Frequently asked questions for Custom Named Entity Recognition

2025-06-30

Find answers to commonly asked questions about concepts, and scenarios related to custom NER in Azure AI Language.

How do I get started with the service?

See the quickstart to quickly create your first project, or view how to create projects for more detailed information.

What are the service limits?

See the service limits article for more information.

How many tagged files are needed?

Generally, diverse and representative tagged data leads to better results, given that the tagging is done precisely, consistently and completely. There is no set number of tagged instances that will make every model perform well. Performance highly dependent on your schema, and the ambiguity of your schema. Ambiguous entity types need more tags. Performance also depends on the quality of your tagging. The recommended number of tagged instances per entity is 50.

Training is taking a long time, is this expected?

The training process can take a long time. As a rough estimate, the expected training time for files with a combined length of 12,800,000 chars is 6 hours.

How do I build my custom model programmatically?

Note

Currently you can only build a model using the REST API or Language Studio.

You can use the REST APIs to build your custom models. Follow this quickstart to get started with creating a project and creating a model through APIs for examples of how to call the Authoring API.

When you're ready to start using your model to make predictions, you can use the REST API, or the client library.

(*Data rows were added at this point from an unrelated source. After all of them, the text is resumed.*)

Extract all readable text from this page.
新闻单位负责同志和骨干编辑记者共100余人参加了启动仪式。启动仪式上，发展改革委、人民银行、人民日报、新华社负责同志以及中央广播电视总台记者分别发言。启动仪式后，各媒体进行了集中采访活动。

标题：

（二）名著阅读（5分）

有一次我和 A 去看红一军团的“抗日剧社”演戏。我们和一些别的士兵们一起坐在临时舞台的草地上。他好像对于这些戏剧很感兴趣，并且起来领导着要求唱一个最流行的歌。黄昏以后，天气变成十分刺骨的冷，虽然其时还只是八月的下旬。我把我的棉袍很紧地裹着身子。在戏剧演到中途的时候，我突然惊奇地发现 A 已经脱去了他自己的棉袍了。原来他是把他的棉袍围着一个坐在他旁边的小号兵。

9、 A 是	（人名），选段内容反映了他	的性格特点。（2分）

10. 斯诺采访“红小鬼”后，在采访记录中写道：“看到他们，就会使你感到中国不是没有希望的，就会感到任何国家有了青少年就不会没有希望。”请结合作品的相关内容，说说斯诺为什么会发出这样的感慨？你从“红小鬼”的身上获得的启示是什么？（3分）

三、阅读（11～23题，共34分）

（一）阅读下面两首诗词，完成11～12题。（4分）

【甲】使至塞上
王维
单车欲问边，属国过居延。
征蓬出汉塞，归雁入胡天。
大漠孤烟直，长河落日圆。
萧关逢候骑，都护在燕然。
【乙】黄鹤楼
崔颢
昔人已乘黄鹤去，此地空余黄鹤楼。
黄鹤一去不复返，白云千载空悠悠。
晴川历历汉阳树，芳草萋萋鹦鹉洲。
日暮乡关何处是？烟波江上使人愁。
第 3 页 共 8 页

What is the recommended CI/CD process?

You can train multiple models on the same dataset within the same project. After you have trained your model successfully, you can view its performance. You can deploy and test your model within Language studio. You can add or remove labels from your data and train a new model and test it as well. View service limits to learn about maximum number of trained models with the same project. When you train a model, you can determine how your dataset is split into training and testing sets. You can also have your data split randomly into training and testing set where there is no guarantee that the reflected model evaluation is about the same test set, and the results are not comparable. It's recommended that you develop your own test set and use it to evaluate both models so you can measure improvement.

Does a low or high model score guarantee bad or good performance in production?

Model evaluation may not always be comprehensive. This depends on:

If the test set is too small so the good/bad scores are not representative of model's actual performance. Also if a specific entity type is missing or under-represented in your test set it will affect model performance.
Data diversity if your data only covers few scenarios/examples of the text you expect in production, your model will not be exposed to all possible scenarios and might perform poorly on the scenarios it hasn't been trained on.
Data representation if the dataset used to train the model is not representative of the data that would be introduced to the model in production, model performance will be affected greatly.

See the data selection and schema design article for more information.

How do I improve model performance?

View the model confusion matrix. If you notice that a certain entity type is frequently not predicted correctly, consider adding more tagged instances for this class. If you notice that two entity types are frequently predicted as each other, this means the schema is ambiguous, and you should consider merging them both into one entity type for better performance.
Review test set predictions. If one of the entity types has a lot more tagged instances than the others, your model may be biased towards this type. Add more data to the other entity types or remove examples from the dominating type.
Learn more about data selection and schema design.
Review your test set to see predicted and tagged entities side-by-side so you can get a better idea of your model performance, and decide if any changes in the schema or the tags are necessary.

Why do I get different results when I retrain my model?

When you train your model, you can determine if you want your data to be split randomly into train and test sets. If you do, so there is no guarantee that the reflected model evaluation is on the same test set, so results are not comparable.
If you're retraining the same model, your test set will be the same, but you might notice a slight change in predictions made by the model. This is because the trained model is not robust enough and this is a factor of how representative and distinct your data is and the quality of your tagged data.

How do I get predictions in different languages?

First, you need to enable the multilingual option when creating your project or you can enable it later from the project settings page. After you train and deploy your model, you can start querying it in multiple languages. You may get varied results for different languages. To improve the accuracy of any language, add more tagged instances to your project in that language to introduce the trained model to more syntax of that language.

I trained my model, but I can't test it

You need to deploy your model before you can test it.

How do I use my trained model for predictions?

After deploying your model, you call the prediction API, using either the REST API or client libraries.

Data privacy and security

Custom NER is a data processor for General Data Protection Regulation (GDPR) purposes. In compliance with GDPR policies, Custom NER users have full control to view, export, or delete any user content either through the Language Studio or programmatically by using REST APIs.

Your data is only stored in your Azure Storage account. Custom NER only has access to read from it during training.

How to clone my project?

To clone your project you need to use the export API to export the project assets, and then import them into a new project. See the REST API reference for both operations.